Cole Younger wrote: ↑Sun Nov 01, 2020 9:14 pm
I guess I don’t know why you don’t understand. People who are in love with the idea of being led are going to choose people who will see to it that we are more centralized and “leadership” or government if you prefer will have more and more say in our lives rather than less. That is what that quote means to me. Knowing what I know about the person that said it I am almost a hundred percent certain that’s what he meant but I can’t say it for sure because he didn’t elaborate. He closed a long form interview by saying that.

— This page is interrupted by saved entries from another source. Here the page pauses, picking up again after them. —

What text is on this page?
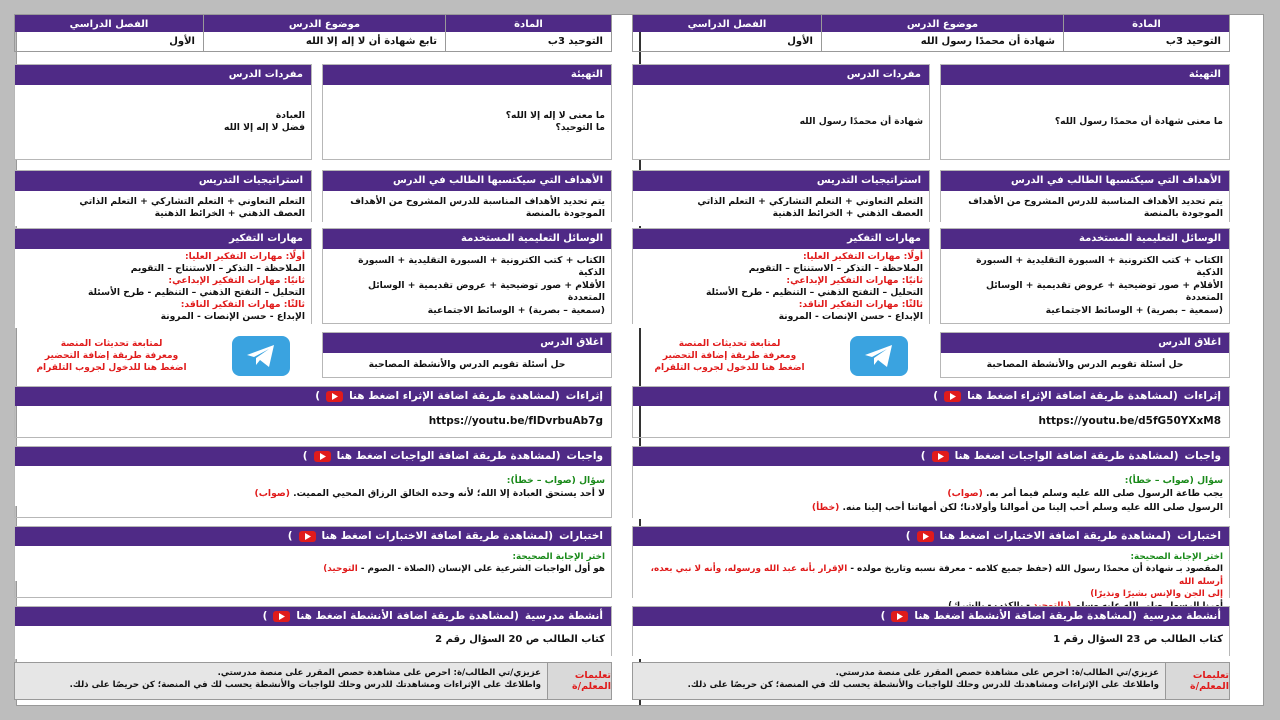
المادة
التوحيد 3ب
موضوع الدرس
شهادة أن محمدًا رسول الله
الفصل الدراسي
الأول
التهيئة
ما معنى شهادة أن محمدًا رسول الله؟
مفردات الدرس
شهادة أن محمدًا رسول الله
الأهداف التي سيكتسبها الطالب في الدرس
يتم تحديد الأهداف المناسبة للدرس المشروح من الأهداف الموجودة بالمنصة
استراتيجيات التدريس
التعلم التعاوني + التعلم التشاركي + التعلم الذاتي
العصف الذهني + الخرائط الذهنية
الوسائل التعليمية المستخدمة
الكتاب + كتب الكترونية + السبورة التقليدية + السبورة الذكية
الأقلام + صور توضيحية + عروض تقديمية + الوسائل المتعددة
(سمعية – بصرية) + الوسائط الاجتماعية
مهارات التفكير
أولًا: مهارات التفكير العليا:
الملاحظة – التذكر – الاستنتاج – التقويم
ثانيًا: مهارات التفكير الإبداعي:
التحليل – التفتح الذهني – التنظيم - طرح الأسئلة
ثالثًا: مهارات التفكير الناقد:
الإبداع - حسن الإنصات - المرونة
اغلاق الدرس
حل أسئلة تقويم الدرس والأنشطة المصاحبة
لمتابعة تحديثات المنصة
ومعرفة طريقة إضافة التحضير
اضغط هنا للدخول لجروب التلقرام
إثراءات
(لمشاهدة طريقة اضافة الإثراء اضغط هنا
)
https://youtu.be/d5fG50YXxM8
واجبات
(لمشاهدة طريقة اضافة الواجبات اضغط هنا
)
سؤال (صواب – خطأ):
يجب طاعة الرسول صلى الله عليه وسلم فيما أمر به. (صواب)
الرسول صلى الله عليه وسلم أحب إلينا من أموالنا وأولادنا؛ لكن أمهاتنا أحب إلينا منه. (خطأ)
اختبارات
(لمشاهدة طريقة اضافة الاختبارات اضغط هنا
)
اختر الإجابة الصحيحة:
المقصود بـ شهادة أن محمدًا رسول الله (حفظ جميع كلامه - معرفة نسبه وتاريخ مولده - الإقرار بأنه عبد الله ورسوله، وأنه لا نبي بعده، أرسله الله
إلى الجن والإنس بشيرًا ونذيرًا)
أنشطة مدرسية
(لمشاهدة طريقة اضافة الأنشطة اضغط هنا
)
كتاب الطالب ص 23 السؤال رقم 1
تعليمات المعلم/ة
عزيزي/تي الطالب/ة: احرص على مشاهدة حصص المقرر على منصة مدرستي.
واطلاعك على الإثراءات ومشاهدتك للدرس وحلك للواجبات والأنشطة يحسب لك في المنصة؛ كن حريصًا على ذلك.
المادة
التوحيد 3ب
موضوع الدرس
تابع شهادة أن لا إله إلا الله
الفصل الدراسي
الأول
التهيئة
ما معنى لا إله إلا الله؟
ما التوحيد؟
مفردات الدرس
العبادة
فضل لا إله إلا الله
الأهداف التي سيكتسبها الطالب في الدرس
يتم تحديد الأهداف المناسبة للدرس المشروح من الأهداف الموجودة بالمنصة
استراتيجيات التدريس
التعلم التعاوني + التعلم التشاركي + التعلم الذاتي
العصف الذهني + الخرائط الذهنية
الوسائل التعليمية المستخدمة
الكتاب + كتب الكترونية + السبورة التقليدية + السبورة الذكية
الأقلام + صور توضيحية + عروض تقديمية + الوسائل المتعددة
(سمعية – بصرية) + الوسائط الاجتماعية
مهارات التفكير
أولًا: مهارات التفكير العليا:
الملاحظة – التذكر – الاستنتاج – التقويم
ثانيًا: مهارات التفكير الإبداعي:
التحليل – التفتح الذهني – التنظيم - طرح الأسئلة
ثالثًا: مهارات التفكير الناقد:
الإبداع - حسن الإنصات - المرونة
اغلاق الدرس
حل أسئلة تقويم الدرس والأنشطة المصاحبة
لمتابعة تحديثات المنصة
ومعرفة طريقة إضافة التحضير
اضغط هنا للدخول لجروب التلقرام
إثراءات
(لمشاهدة طريقة اضافة الإثراء اضغط هنا
)
https://youtu.be/fIDvrbuAb7g
واجبات
(لمشاهدة طريقة اضافة الواجبات اضغط هنا
)
سؤال (صواب – خطأ):
لا أحد يستحق العبادة إلا الله؛ لأنه وحده الخالق الرزاق المحيي المميت. (صواب)
اختبارات
(لمشاهدة طريقة اضافة الاختبارات اضغط هنا
)
اختر الإجابة الصحيحة:
هو أول الواجبات الشرعية على الإنسان (الصلاة - الصوم - التوحيد)
أنشطة مدرسية
(لمشاهدة طريقة اضافة الأنشطة اضغط هنا
)
كتاب الطالب ص 20 السؤال رقم 2
تعليمات المعلم/ة
عزيزي/تي الطالب/ة: احرص على مشاهدة حصص المقرر على منصة مدرستي.
واطلاعك على الإثراءات ومشاهدتك للدرس وحلك للواجبات والأنشطة يحسب لك في المنصة؛ كن حريصًا على ذلك.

Again, I’ve posted here for a long time. There are plenty of things a person could say that wouldn’t be to my credit but would be accurate. But how anyone could seriously entertain the idea that I want a dictatorship or that I like the idea of oligarchy seeing as how I have spent nearly every minute that I’ve been here expressing my hatred of both of those things is beyond me. I get that some things don’t translate well over the internet. But that would be like me thinking you had become a war hawk simply because I wasnt clear on something you said. Oh well. I’ll check in on y’all again Wednesday. If Tailgunner Joe wins I imagine the atmosphere here won’t be quite so heavy.
I blame myself. I think that in an attempt to not be argumentative and perhaps to be too "clever" I sacrificed clarity and plain speaking. In retrospect I wish I had done it differently. Don't know that it would have helped but it couldn't have hurt.
So now I'll just try a few of declarative sentences and a long quote to make one point and document another and call it a day:
Cole Younger wrote: ↑Sun Nov 01, 2020 2:24 pm
As Michael Malice said recently, the people who need leaders are the ones you don’t want choosing them.
I wasn't kidding or being oblique when I said I didn't understand this, but now get why I didn't. As you've explained it, which I have no reason to doubt is the correct interpretation, I completely disagree with it. We don't have a misunderstanding we have a disagreement based on very different understandings of what leadership and government are and about whether some generalizations have any utility at all.
You will be paying higher taxes in January. That's a fact. It's also a fact that the increase will be courtesy of the Republican Party. I don't know why you think the Democrats are after your money. As far as I can tell there is no factual reason for you to believe this, nor have you provided any.
Coincidentally, after my earlier posts, I discovered that Joseph Stiglitz, Nobel Laureate in Economics, explained it all very crisply, clearly and conveniently in the 10/31 NYT. Here are some quotes from that piece, emphasis added, link at the bottom.
"The Trump administration has a dirty little secret: It’s not just planning to increase taxes on most Americans. The increase has already been signed, sealed and delivered, buried in the pages of the 2017 Tax Cuts and Jobs Act.
"President Trump and his congressional allies hoodwinked* us. The law they passed initially lowered taxes for most Americans, but it built in automatic, stepped tax increases every two years that begin in 2021 and that by 2027 would affect nearly everyone but people at the top of the economic hierarchy. All taxpayer income groups with incomes of $75,000 and under — that’s about 65 percent of taxpayers — will face a higher tax rate in 2027 than in 2019.
"
For most, in fact, it’s a delayed tax increase dressed up as a tax cut... Trump and his allies ... surmised — correctly, so far — that if they waited to add the tax increases until after the 2020 election, few of the people most affected were likely to remember who was responsible....
"By 2027, when the law’s provisions are set to be fully enacted, with the stealth tax increases complete, the country will be neatly divided into two groups:
Those making over $100,000 will on average get a tax cut. Those earning under $100,000 — an income bracket encompassing three-quarters of taxpayers — will not....
"
[An analysis by the Joint Committee on Taxation] makes clear that the vast majority of Americans will be better off with the likely tax reforms that will emerge from a Biden administration than they would be by sticking with Mr. Trump’s ill-conceived tax bill."
*I assume Professor Stiglitz is going for a rhetorical flourish with this "hoodwinked" description because plenty of people understood exactly what the game was and what the law said at the time the 2017 law was passed. This exaggeration doesn't change any of the substance.